Department of Ophthalmology, Duke University School of Medicine, Durham, NC 27710, USA.
Invest Ophthalmol Vis Sci. 2012 Jul 26;53(8):4952-62. doi: 10.1167/iovs.12-9681.
Connective tissue growth factor (CTGF) is a matricellular protein presumed to be involved in the pathobiology of various fibrotic diseases, including glaucoma. We investigated the effects of Rho GTPase-dependent actin cytoskeletal integrity on CTGF expression and CTGF-induced changes in gene expression profile in human trabecular meshwork (HTM) cells.
CTGF levels were quantified by immunoblotting and ELISA. CTGF-induced changes in gene expression, actin cytoskeleton, myosin light chain (MLC) phosphorylation, and extracellular matrix (ECM) proteins were evaluated in trabecular meshwork (TM) cells by cDNA microarray, q-PCR, fluorescence microscopy, and immunoblot analyses. The effects of neuromedin U (NMU) on aqueous humor (AH) outflow were determined in enucleated porcine eyes.

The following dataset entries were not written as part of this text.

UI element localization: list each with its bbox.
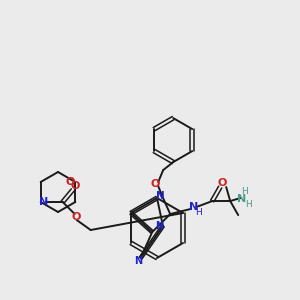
Text: N: N xyxy=(189,202,198,212)
Text: O: O xyxy=(218,178,227,188)
Text: N: N xyxy=(39,197,48,207)
Text: H: H xyxy=(245,200,252,208)
Text: O: O xyxy=(151,179,160,189)
Text: H: H xyxy=(241,187,247,196)
Text: O: O xyxy=(71,181,80,191)
Text: O: O xyxy=(72,212,81,222)
Text: N: N xyxy=(134,256,143,266)
Text: O: O xyxy=(66,177,75,187)
Text: N: N xyxy=(156,191,164,201)
Text: H: H xyxy=(195,208,202,217)
Text: N: N xyxy=(155,221,163,231)
Text: N: N xyxy=(237,194,246,204)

Expression of a constitutively active form of RhoA (RhoAV14), activation of Rho GTPase by bacterial toxin, or inhibition of Rho kinase by Y-27632 in HTM cells led to significant but contrasting changes in CTGF protein levels that were detectable in cell lysates and cell culture medium. Stimulation of HTM cells with CTGF for 24 hours induced actin stress fiber formation, and increased MLC phosphorylation, fibronectin, and laminin levels, and NMU expression. NMU independently induced actin stress fibers and MLC phosphorylation in TM cells, and decreased AH outflow facility in perfused porcine eyes.
These data revealed that CTGF influences ECM synthesis, actin cytoskeletal dynamics, and contractile properties in TM cells, and that the expression of CTGF is regulated closely by Rho GTPase. Moreover, NMU, whose expression is induced in response to CTGF, partially mimics the effects of CTGF on actomyosin organization in TM cells, and decreases AH outflow facility, revealing a potentially important role for this neuropeptide in the homeostasis of AH drainage.
结缔组织生长因子(CTGF)是一种基质细胞蛋白,据推测其参与多种纤维化疾病的病理生物学过程,包括青光眼。我们研究了 Rho GTPase 依赖性细胞骨架完整性对 CTGF 表达的影响,以及 CTGF 在人眼小梁细胞(HTM)中诱导的基因表达谱变化。
通过免疫印迹和 ELISA 定量检测 CTGF 水平。通过 cDNA 微阵列、q-PCR、荧光显微镜和免疫印迹分析评估 CTGF 诱导的基因表达、细胞骨架、肌球蛋白轻链(MLC)磷酸化和细胞外基质(ECM)蛋白变化在 TM 细胞中的变化。在去眼猪眼中测定神经调节素 U(NMU)对房水(AH)流出的影响。
在 HTM 细胞中表达组成型激活型 RhoA(RhoAV14)、细菌毒素激活 Rho GTPase 或 Rho 激酶抑制剂 Y-27632 导致 CTGF 蛋白水平的显著但相反的变化,这些变化可在细胞裂解物和细胞培养基中检测到。CTGF 刺激 HTM 细胞 24 小时诱导肌动蛋白应力纤维形成,并增加 MLC 磷酸化、纤连蛋白和层粘连蛋白水平以及 NMU 表达。NMU 独立诱导 TM 细胞肌动蛋白应力纤维和 MLC 磷酸化,并降低灌注猪眼中的 AH 流出率。
这些数据表明,CTGF 影响 TM 细胞的 ECM 合成、细胞骨架动力学和收缩特性,并且 CTGF 的表达受到 Rho GTPase 的紧密调节。此外,NMU 的表达响应 CTGF 而被诱导,其部分模拟 CTGF 对 TM 细胞中肌动球蛋白组织的作用,并降低 AH 流出率,表明这种神经肽在 AH 引流的动态平衡中具有重要作用。